Gasterntal - Lötschenpass - Hockenhorn 3'293m.ü.M.

04.08.2019
Wenn du denkst, es geht nicht mehr, kommt von irgendwo das Gasterntal daher. Nach dem gestrigen Run aufs Barrhorn 3'610m.ü.M. machte ich mich zögerlich auf den Weg nach Hause. Ich bemühte mich noch vergeblich um eine preiswerte Unterkunft im Wallis. Ein weiterer Prachtstag wie heute lasse ich mir dennoch nicht entgehen und so mache ich mich heute wieder auf in Richtung Wallis. Zumindest zur Kantonsgrenze. Ich bin wahrlich einer von Vielen, die heute nach Kandersteg wollen.
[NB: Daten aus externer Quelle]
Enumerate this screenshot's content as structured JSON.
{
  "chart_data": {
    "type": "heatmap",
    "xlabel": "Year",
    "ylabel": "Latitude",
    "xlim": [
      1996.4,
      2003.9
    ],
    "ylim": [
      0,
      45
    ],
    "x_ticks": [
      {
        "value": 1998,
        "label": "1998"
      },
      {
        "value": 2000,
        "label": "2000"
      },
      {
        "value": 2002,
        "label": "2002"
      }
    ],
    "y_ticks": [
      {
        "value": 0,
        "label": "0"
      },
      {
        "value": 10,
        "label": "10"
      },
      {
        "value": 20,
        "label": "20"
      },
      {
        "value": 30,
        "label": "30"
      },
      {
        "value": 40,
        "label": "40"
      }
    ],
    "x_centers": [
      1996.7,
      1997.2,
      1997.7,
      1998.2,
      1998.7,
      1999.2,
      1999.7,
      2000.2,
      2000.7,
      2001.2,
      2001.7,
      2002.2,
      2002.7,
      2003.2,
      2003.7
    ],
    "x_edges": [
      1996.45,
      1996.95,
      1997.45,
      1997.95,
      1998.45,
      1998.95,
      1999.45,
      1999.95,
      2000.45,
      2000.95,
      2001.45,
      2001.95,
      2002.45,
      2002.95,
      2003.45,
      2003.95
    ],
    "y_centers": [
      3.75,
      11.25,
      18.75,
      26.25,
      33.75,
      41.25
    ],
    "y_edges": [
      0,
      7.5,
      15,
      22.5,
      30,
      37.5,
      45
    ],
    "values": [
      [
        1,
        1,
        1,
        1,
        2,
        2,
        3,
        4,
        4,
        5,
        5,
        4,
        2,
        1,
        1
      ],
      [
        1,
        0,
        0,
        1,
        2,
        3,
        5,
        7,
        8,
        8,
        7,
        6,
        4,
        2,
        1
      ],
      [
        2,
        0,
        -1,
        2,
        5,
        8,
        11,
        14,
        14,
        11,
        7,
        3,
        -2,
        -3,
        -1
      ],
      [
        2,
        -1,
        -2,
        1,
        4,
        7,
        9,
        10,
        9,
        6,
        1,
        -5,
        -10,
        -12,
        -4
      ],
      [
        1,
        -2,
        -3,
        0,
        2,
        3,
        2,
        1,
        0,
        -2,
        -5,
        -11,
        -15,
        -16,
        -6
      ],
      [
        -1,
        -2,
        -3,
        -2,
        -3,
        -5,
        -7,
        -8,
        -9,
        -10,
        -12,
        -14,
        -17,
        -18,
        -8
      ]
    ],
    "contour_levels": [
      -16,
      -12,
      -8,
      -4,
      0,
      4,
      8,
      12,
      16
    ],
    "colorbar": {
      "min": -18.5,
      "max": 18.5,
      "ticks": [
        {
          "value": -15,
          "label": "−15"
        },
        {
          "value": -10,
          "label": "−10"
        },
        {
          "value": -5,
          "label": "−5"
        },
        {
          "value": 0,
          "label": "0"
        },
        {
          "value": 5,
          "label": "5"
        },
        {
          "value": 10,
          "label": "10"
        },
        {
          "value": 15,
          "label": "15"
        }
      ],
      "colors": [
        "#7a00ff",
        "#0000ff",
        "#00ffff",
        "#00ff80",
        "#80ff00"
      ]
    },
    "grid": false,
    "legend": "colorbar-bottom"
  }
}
Blausee und Oeschinensee werden hier von etlichen Mietwagen mit AI-Kennzeichen angefahren, ich nerve mich über die (zu) langsamen Autofahrer. Wir können natürlich alle statt 50 nur 30 fahren, ist gut für die Umwelt. Jedenfalls ist der halbe Tag bereits passé, da mache ich über die abenteuerliche Strasse von Kandersteg ins Gasterntal. Für den Strassenunterhalt wird eine Gebühr verlangt. Da das Kreuzen auf der schmalen Bergstrasse unmöglich ist, kann jeweils nur während 20min in die eine Richtung gefahren werden. Die in den Fels gehauene Strasse ist tatsächlich eindrücklich. Am Talende nach Selden parkiere ich meinen Schlitten auf etwas über 1'500m.ü.M.
König der Alpen
Mein Ziel ist der Lötschenpass. Mein üppig gefüllter Wasserbeutel muss noch etwas Gewicht verlieren, so weit soll es ja heute nicht gehen und oben ist schliesslich Nachfüllen in der Hütte möglich. Ich starte, ein paar lockere Meter flach, passiere die Brücke über die Kander und erreiche den Wanderweg. Steil und schier endlos sei er gemäss Berichten im sogenannten Internet. Bisher geht es also noch gut mit der Steilheit. Das Weglein ist gut unterhalten, immer schön im Zickzack hinauf bin ich froh um die Schicht Sonnencreme im Nacken. Trotz müder Beine könnte ich schneller, habe aber keine Ahnung wie der Weg bis nach oben verläuft. Gelegentlich überhole ich Wanderer, die gemäss Internetberichten um diese Jahreszeit scharenweise den Lötschenpass beschreiten. Davon merke ich wenig. Nach kurzer Zeit bin ich bereits vorbei an der Gfelalp 1'847m.ü.M., ab hier wird der Weg etwas steiniger. Der Blick zum Kanderfirn, die andere Talseite, gefällt mit gut. Der Wanderweg zum Gletscher bestens erkennbar.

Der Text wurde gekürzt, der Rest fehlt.